Much of the increase in living standards in society is due to innovation.
Today, innovative performance is a crucial factor in determining the competitiveness and progress of any country that desires the best for its citizens. And this is not just a matter of quality of life. Encouraging and mastering new technologies is essential in addressing global challenges such as climate change, food shortage and sustainable economic development.
It is the application of cutting-edge technology, coupled with entrepreneurship and innovative approaches in the creation of goods and services delivery, which enables economic growth, job creation and revenues.
For this, however, it is necessary to make Brazil overcome some issues and challenges.
The first question to be overcome is the “lack” of circulation and diffusion of knowledge. A broader and more effective system of knowledge creation and diffusion is essential for productivity growth.
More intense collaboration between companies and universities promotes greater diffusion of foreign technologies. In order to foster dissemination and encourage collaboration, policy makers should facilitate knowledge flows and foster the development of networks and markets that enable the efficient creation, circulation and dissemination of knowledge.

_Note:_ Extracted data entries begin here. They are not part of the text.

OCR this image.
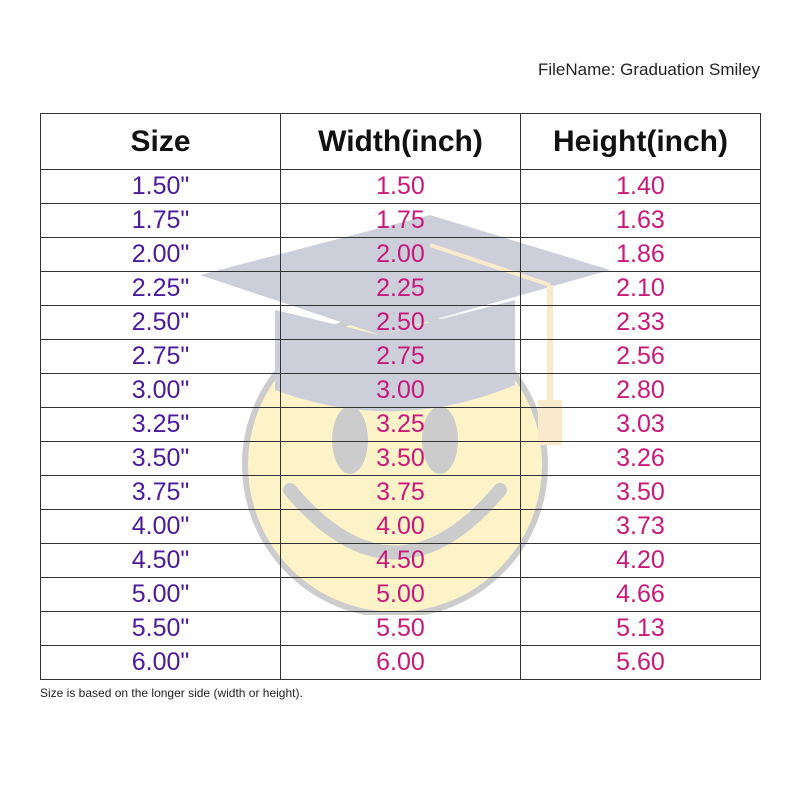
FileName: Graduation Smiley
Size	Width(inch)	Height(inch)
1.50"	1.50	1.40
1.75"	1.75	1.63
2.00"	2.00	1.86
2.25"	2.25	2.10
2.50"	2.50	2.33
2.75"	2.75	2.56
3.00"	3.00	2.80
3.25"	3.25	3.03
3.50"	3.50	3.26
3.75"	3.75	3.50
4.00"	4.00	3.73
4.50"	4.50	4.20
5.00"	5.00	4.66
5.50"	5.50	5.13
6.00"	6.00	5.60
Size is based on the longer side (width or height).
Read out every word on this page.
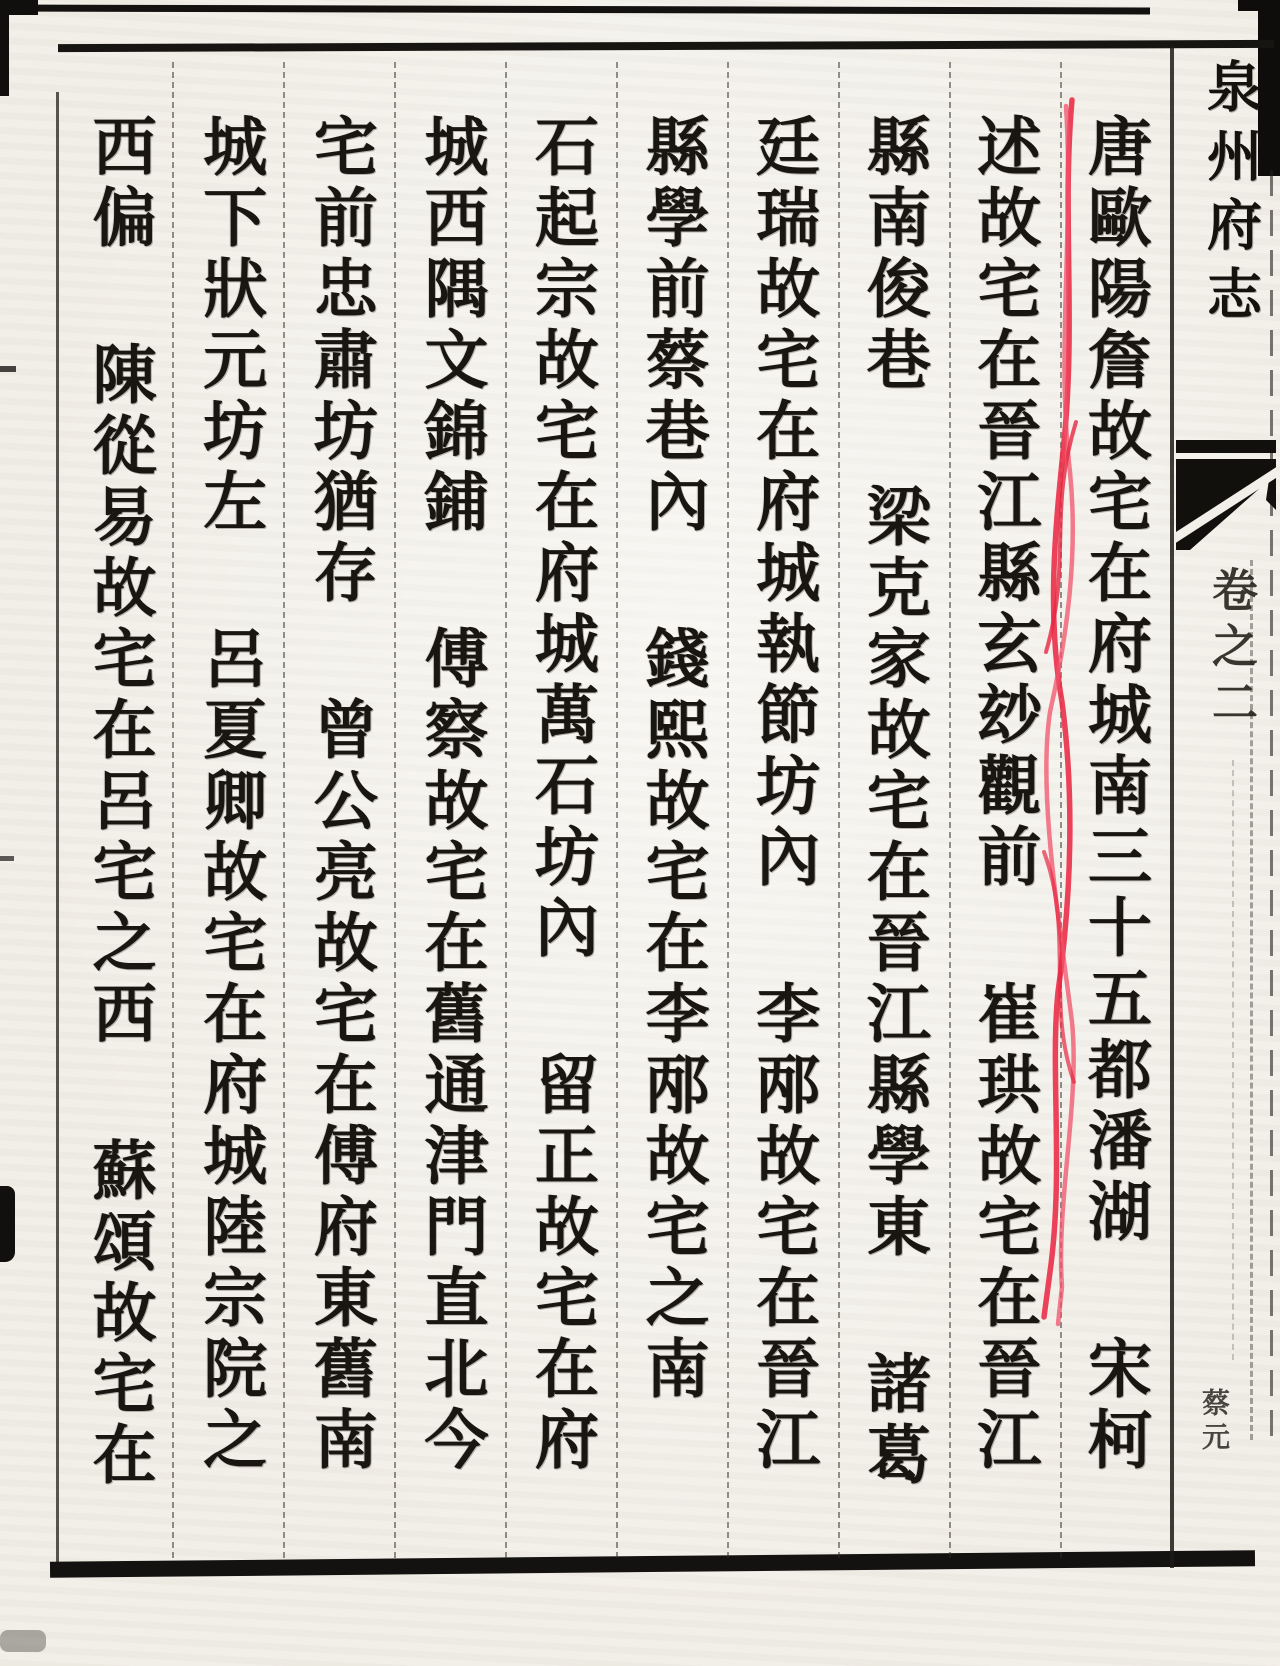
泉州府志
卷之二
蔡元
唐歐陽詹故宅在府城南三十五都潘湖宋柯
述故宅在晉江縣玄玅觀前崔珙故宅在晉江
縣南俊巷梁克家故宅在晉江縣學東諸葛
廷瑞故宅在府城執節坊內李邴故宅在晉江
縣學前蔡巷內錢熙故宅在李邴故宅之南
石起宗故宅在府城萬石坊內留正故宅在府
城西隅文錦鋪傅察故宅在舊通津門直北今
宅前忠肅坊猶存曾公亮故宅在傅府東舊南
城下狀元坊左呂夏卿故宅在府城陸宗院之
西偏陳從易故宅在呂宅之西蘇頌故宅在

Public research marketing policies must go beyond “faster” licensing of trademarks and patents, including public-private collaborative research, student and faculty mobility, contractual research, teacher consulting, and student entrepreneurship.
Yet a solid and effective system of Intellectual Property Rights is equally important to promote the creation and diffusion of knowledge.
Regarding the regulatory environment, the use of “legislative tools” can, and should, be used to enable, or at least facilitate, the development of new technologies such as blockchain.
In our increasingly globalized world, this has been done mainly by Europe, Asian countries such as Singapore and South Korea, to create competitive advantages and attract companies operating in the blockchain ecosystem to establish operations in the country, attracting new business and creating opportunities employment and investment.
In China, the government recently established key strategic technology priorities in its 13th five-year plan for IT. A paper published by the Ministry of Industry and Information Technology cited blockchain as a key driver of economic development.
As an example of how countries have legislated on blockchain to benefit citizens and businesses, we can cite the USA, where several American states, including Arizona, Illinois,Tennessee, Delaware e Wyoming, have implemented laws related to blockchain technology.
In fact, among the American states, Wyoming has been the most aggressive in passing blockchain laws, and has now enacted a total of 13 blockchain-enabling laws that, among other legal propositions, declaring that “public utility tokens” would not be governed by state securities laws, exempting property tax codes , adjusting its monetary remittance regulations to accommodate exchanges of Crypto-Coins in the State, allowing the registration of Limited Liability Companies (LLCs) and their corporate acts in blockchain.
Here, before proceeding with the article, a parenthesis is necessary.
Although each political entity has its own particular focus (development of talents, skills and education, form of adoption by the public and private sectors, ethics, standardization of digital and data infrastructure standards, etc.), what must always be taken into account are three basic premises.
The first premise is: “the environment of the ecosystem must be regulated, not the technology itself”. As an example, laws that force everyone to drive on the same side of the road can speed up travel and improve traffic safety; standardized weights and measures make it easier and more efficient to manufacture products and services.
As a second premise: “the regulation can not be done hastily and in isolation”. The ideal is the creation of Sandboxes and task forces to study the technology together with industry players, before elaborating a legislative project.
And as a third premise: “a legislation of new technologies must be essentially principological in nature”.
This is because tax laws, with definitions for terms like “blockchain” and smart contract, for example, can quickly become obsolete and end up causing problems in the future if any future changes to a blockchain or a smart contract do not strictly meet the set of definitions in the law.
Continuing with the subject in focus, it has been concluded that Brazil needs to focus and intensify its efforts in creating an environment conducive to the development of the blockchain ecosystem.
While there are many initiatives, including in the public sector, we need a “state strategy” to address the issue, and go beyond well-intentioned cryptoassets bills. The blockchain structures have impact not only in the financial sector, but in several sectors such as logistics, energy, health, voting, public services, real estate, just to name a few. And the common denominator is that such industries manage large amounts of information, transactions, and have high demand for security, efficiency and transparency.
In exports, of commodities for example, the country will certainly suffer losses in the near future. Just as there are significant losses in the quality of our grains due to the lack of an efficient logistics network, many countries may stop importing from Brazilian industries that do not implement blockchain technology in the life cycle of their products — and lack of clear and supportive legislation is an obstacle to such implementation. Blockchain solutions have already been used successfully in supply chains, helping companies reduce operational risks, ensuring continuous, reliable and invulnerable global flows.
The question now is: will there be strong, agile and efficient political leadership capable of developing a holistic and clear understanding of the challenges and proposing the necessary solutions? Or will we just continue with the speech that the country urgently needs economic growth, job creation and revenues?